In East Palestine, it’s possible that soot particles from the plume carried dioxin to nearby farms, where it could stick to the soil, McBride said.

“If you have animals grazing in the fields, they will pick up some of the dioxins from the soil particles,” he said. “And some of it enters the body, and then accumulates in fat tissue.”
Eventually, these dioxins can make their way up the food chain to humans. Bioaccumulation means that more dioxins can enter humans than are found in the environment after an accident.
“[Animals] It doesn’t metabolize and get rid of dioxins like other chemicals,” Schettler said, and it’s stored in animal fats that humans eat, like fish, and gets worse over time, causing worse health effects.
Should residents be concerned?
Birnbaum and Schettler agree that residents have reason to be concerned about dioxin from this accident.
Although it’s in small amounts from other sources, the amount of vinyl chloride burned from train cars can make up more than usual, McBride said.
“That’s my concern, that there might be an unusual concentration,” he said. “But again, I’m waiting for this soil to be analyzed.”
It takes between seven and 11 years for these chemicals to start breaking down in the human or animal body. And dioxin has been linked to cancer, developmental problems in children and reproductive problems and infertility in adults, according to the National Institute of Environmental Health Sciences.

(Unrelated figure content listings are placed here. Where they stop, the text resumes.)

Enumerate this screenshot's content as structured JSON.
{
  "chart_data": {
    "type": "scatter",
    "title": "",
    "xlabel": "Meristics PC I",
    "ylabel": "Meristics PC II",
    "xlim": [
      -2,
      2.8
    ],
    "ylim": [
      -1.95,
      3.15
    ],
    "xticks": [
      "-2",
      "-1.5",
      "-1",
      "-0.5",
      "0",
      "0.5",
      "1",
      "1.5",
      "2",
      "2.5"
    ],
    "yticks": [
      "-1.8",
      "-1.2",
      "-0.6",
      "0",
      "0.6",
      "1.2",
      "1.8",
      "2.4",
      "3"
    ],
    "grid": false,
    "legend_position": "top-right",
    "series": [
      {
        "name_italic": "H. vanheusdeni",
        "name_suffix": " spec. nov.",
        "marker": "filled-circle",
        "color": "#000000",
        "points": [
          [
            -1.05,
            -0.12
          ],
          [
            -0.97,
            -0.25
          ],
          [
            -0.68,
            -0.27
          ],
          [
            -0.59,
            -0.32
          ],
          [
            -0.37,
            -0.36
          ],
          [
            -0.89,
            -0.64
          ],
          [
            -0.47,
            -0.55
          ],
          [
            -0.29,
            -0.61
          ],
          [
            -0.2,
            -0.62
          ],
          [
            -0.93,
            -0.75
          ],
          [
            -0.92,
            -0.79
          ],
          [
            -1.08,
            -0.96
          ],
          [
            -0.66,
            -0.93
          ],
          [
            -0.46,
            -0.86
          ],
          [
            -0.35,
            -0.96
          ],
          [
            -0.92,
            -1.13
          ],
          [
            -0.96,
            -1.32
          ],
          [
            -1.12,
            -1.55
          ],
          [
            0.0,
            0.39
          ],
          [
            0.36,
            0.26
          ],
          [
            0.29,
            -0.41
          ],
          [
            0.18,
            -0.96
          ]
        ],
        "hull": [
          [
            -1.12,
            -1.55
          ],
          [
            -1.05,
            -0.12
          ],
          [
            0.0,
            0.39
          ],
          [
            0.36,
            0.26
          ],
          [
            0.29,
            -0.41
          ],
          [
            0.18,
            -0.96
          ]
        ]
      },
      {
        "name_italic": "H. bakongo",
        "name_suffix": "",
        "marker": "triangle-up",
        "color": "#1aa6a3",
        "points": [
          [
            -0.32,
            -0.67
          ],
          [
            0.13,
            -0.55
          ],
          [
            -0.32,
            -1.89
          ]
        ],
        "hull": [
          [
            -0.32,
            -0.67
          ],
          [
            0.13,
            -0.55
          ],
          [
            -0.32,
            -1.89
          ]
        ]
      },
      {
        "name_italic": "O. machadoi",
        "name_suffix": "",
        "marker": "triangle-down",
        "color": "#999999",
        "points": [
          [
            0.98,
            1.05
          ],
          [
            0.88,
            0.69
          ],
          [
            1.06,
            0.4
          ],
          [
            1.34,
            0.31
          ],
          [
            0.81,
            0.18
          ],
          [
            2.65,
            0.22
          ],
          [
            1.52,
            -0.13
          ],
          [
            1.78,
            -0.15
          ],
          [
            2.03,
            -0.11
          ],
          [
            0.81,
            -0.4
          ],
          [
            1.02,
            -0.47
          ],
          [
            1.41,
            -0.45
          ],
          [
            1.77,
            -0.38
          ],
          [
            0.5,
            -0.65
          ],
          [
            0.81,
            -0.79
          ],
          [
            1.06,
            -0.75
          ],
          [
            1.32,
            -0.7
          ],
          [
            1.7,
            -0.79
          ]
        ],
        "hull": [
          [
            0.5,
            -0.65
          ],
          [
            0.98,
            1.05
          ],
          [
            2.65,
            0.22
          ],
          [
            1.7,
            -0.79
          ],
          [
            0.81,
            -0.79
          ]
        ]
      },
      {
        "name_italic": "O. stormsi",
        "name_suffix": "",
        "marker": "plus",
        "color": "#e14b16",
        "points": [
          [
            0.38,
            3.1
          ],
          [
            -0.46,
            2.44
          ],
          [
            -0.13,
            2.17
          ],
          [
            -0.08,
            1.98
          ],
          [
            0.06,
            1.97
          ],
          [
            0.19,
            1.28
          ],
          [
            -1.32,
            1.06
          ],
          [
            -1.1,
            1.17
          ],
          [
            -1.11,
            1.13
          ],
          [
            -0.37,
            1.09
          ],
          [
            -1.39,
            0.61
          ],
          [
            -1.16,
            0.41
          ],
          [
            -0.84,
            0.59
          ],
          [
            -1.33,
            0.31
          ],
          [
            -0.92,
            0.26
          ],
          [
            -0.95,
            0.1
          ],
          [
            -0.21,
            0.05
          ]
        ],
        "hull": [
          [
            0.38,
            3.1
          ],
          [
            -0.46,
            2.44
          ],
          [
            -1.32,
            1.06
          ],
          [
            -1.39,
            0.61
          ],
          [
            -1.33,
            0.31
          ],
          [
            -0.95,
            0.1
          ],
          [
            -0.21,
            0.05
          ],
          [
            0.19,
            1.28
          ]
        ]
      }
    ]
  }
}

However, Guengerich thinks that other potential health risks from derailment – such as concerns that exposure to vinyl chloride itself can cause cancer – may be more compelling than dioxin: the list,” he said.
Even so, most experts think it’s important to test the soil for dioxins – even though the process can be difficult and expensive.
“The right conditions for dioxin have formed,” Schettler said. “It will be very important to determine from a public health perspective, and to assure the public.”